1.6 KiB
What this covers
The creation of Atlas as it happened in order
Commands Ran
Once the infra was provisioned and verified to be configured by Terraform correctly we move on to the following
# Setup the machine to run docker
ansible-playbook -i hosts.ini atlas/init/system-deps.yml
# Second we copy over the contents of Alpha's mounted docker volumes
ansible-playbook -i hosts.ini atlas/init/perma-mount-drives.yml
# Next we copy over the data that we want to migrate ( if any )
ansible-playbook -i hosts.ini -e filebrowser=/path -e clippable=/path atlas/init/migrate-clips-files.yml
# Setup the services on the host that we want to run
ansible-playbook -i hosts.ini atlas/init/setup-containers.yml
# Next we put up the reverse proxy (nginx)
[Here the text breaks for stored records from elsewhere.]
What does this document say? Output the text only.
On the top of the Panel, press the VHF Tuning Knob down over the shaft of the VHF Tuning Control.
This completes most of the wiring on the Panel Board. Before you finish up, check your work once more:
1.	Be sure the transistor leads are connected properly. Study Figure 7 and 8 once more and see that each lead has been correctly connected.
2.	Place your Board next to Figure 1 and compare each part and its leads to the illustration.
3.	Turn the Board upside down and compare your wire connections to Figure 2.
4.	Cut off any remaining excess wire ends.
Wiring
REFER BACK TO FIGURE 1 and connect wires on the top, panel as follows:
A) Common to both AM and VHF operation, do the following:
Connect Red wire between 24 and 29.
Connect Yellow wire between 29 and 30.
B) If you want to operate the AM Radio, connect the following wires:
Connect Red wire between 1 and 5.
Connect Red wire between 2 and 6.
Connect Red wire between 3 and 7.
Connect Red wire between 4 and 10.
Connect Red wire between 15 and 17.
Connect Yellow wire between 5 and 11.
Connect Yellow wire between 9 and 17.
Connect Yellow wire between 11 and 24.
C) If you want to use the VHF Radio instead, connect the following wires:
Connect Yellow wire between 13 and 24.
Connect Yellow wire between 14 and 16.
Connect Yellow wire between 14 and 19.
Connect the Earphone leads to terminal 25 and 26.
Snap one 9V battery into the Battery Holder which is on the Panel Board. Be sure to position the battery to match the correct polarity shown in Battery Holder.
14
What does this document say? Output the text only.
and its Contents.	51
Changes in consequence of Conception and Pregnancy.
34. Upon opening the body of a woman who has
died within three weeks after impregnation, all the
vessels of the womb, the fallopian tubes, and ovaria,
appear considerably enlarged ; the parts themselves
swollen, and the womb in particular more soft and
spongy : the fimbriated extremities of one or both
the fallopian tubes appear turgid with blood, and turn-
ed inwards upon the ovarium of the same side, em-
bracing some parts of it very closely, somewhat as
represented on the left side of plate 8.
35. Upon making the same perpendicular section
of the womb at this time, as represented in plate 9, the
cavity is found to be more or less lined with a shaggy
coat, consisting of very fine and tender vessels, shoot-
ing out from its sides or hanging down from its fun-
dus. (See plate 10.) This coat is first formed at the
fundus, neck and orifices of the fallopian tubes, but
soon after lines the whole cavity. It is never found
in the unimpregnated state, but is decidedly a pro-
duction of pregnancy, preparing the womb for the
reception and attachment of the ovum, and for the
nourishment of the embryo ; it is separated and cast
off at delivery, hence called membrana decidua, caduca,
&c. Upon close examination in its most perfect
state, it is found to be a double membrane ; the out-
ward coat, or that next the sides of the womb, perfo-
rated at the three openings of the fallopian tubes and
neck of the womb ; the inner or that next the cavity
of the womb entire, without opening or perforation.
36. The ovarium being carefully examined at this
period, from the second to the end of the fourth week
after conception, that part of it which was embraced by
ansible-playbook -i hosts.ini atlas/init/setup-reverse-proxy.yml
# Finally we add TLS on top of nginx and we're done
ansible-playbook -i hosts.ini atlas/init/setup-certbot.yml
Maintenance should be straight forward for this machine as TLS is automatically
renewed every 3 months by a cron job. We can manually update the certs however
if we really want to. They also don't require anymore manual variable injection
like Alpha did as the only thing protected was dev@shockrah.xyz
which is at
this point becoming semi-public. This means while it is associated with code
it is more of a business e-mail so it can be placed in this repository with
very little concern.
System updates are now also to be fetched with a:
ansible-playbook -i hosts.ini atlas/maintain/analyze-system-deps.yml
Which performs purely read operations and does not affect the state of the machine.